И, твердя такое, укрепляли наставники речь свою примерами. Будили в нем помыслы тщеславные, рисуя картины ожидающего его величия. И слышал Владислав постоянно со всех сторон:

— Король! Король! Король!

Бывало, однако, и так, что чрезмерное славословье наполняло дни королевича горечью.

Второму же королевскому сыну Пршемыслу с самого детства был предопределен сан духовный.
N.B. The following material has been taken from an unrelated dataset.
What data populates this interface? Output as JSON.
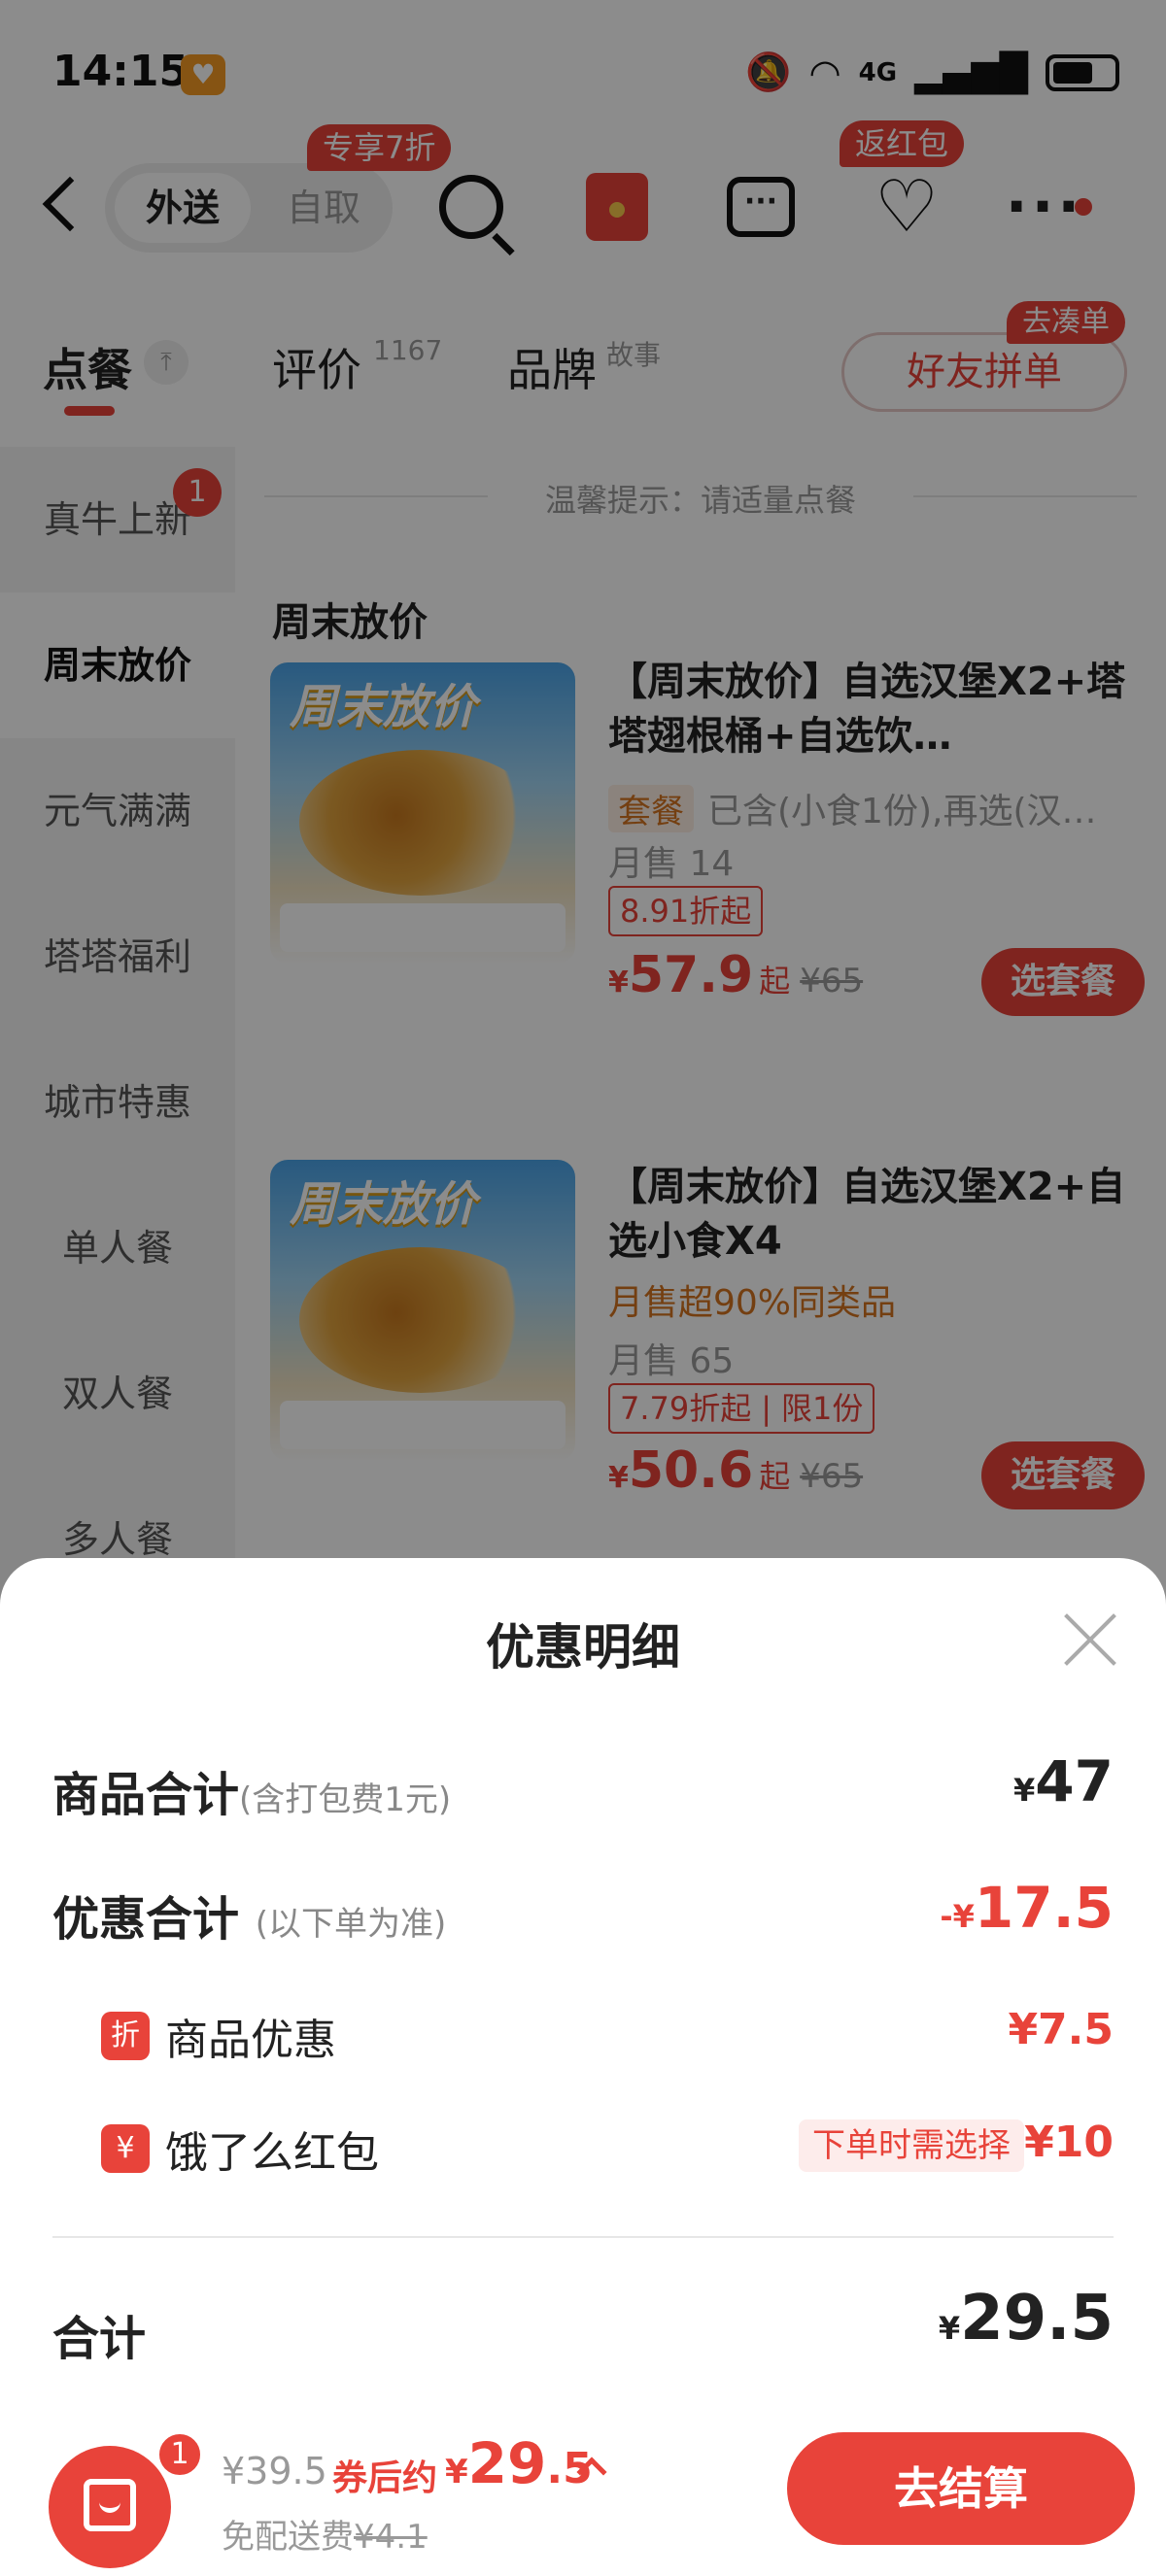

Дни свои он проводил в молитвах, окруженный монахами, которые обучали его наукам богословским и стремились привить добродетели христианские, чтобы все помыслы и устремления его исполнены были покорства и смирения. И был Пршемысл покорен воле короля и учителей своих. Безропотно постигал богословие, молился горячо, был благостен и вырос в отрока прелестного. Однако самоотречение рождало в душе его противоборство, которое ни обуздать, ни стреножить невозможно и которое лишь растет подавляемое и набирает силу при каждом запрете. И сталось так, что дух Пршемысла обрел усладу в противодействии. В чаяниях своих он противился каждому запрету, и чем. ниже приходилось ему склонять голову, тем крепче становилась его шея.

Случалось иногда и такое: коли слух его обременяли слишком уж настойчивые приказы, то королевич, вспомнив детские годы, противился, оскорбленный, и даже, более того, гневался.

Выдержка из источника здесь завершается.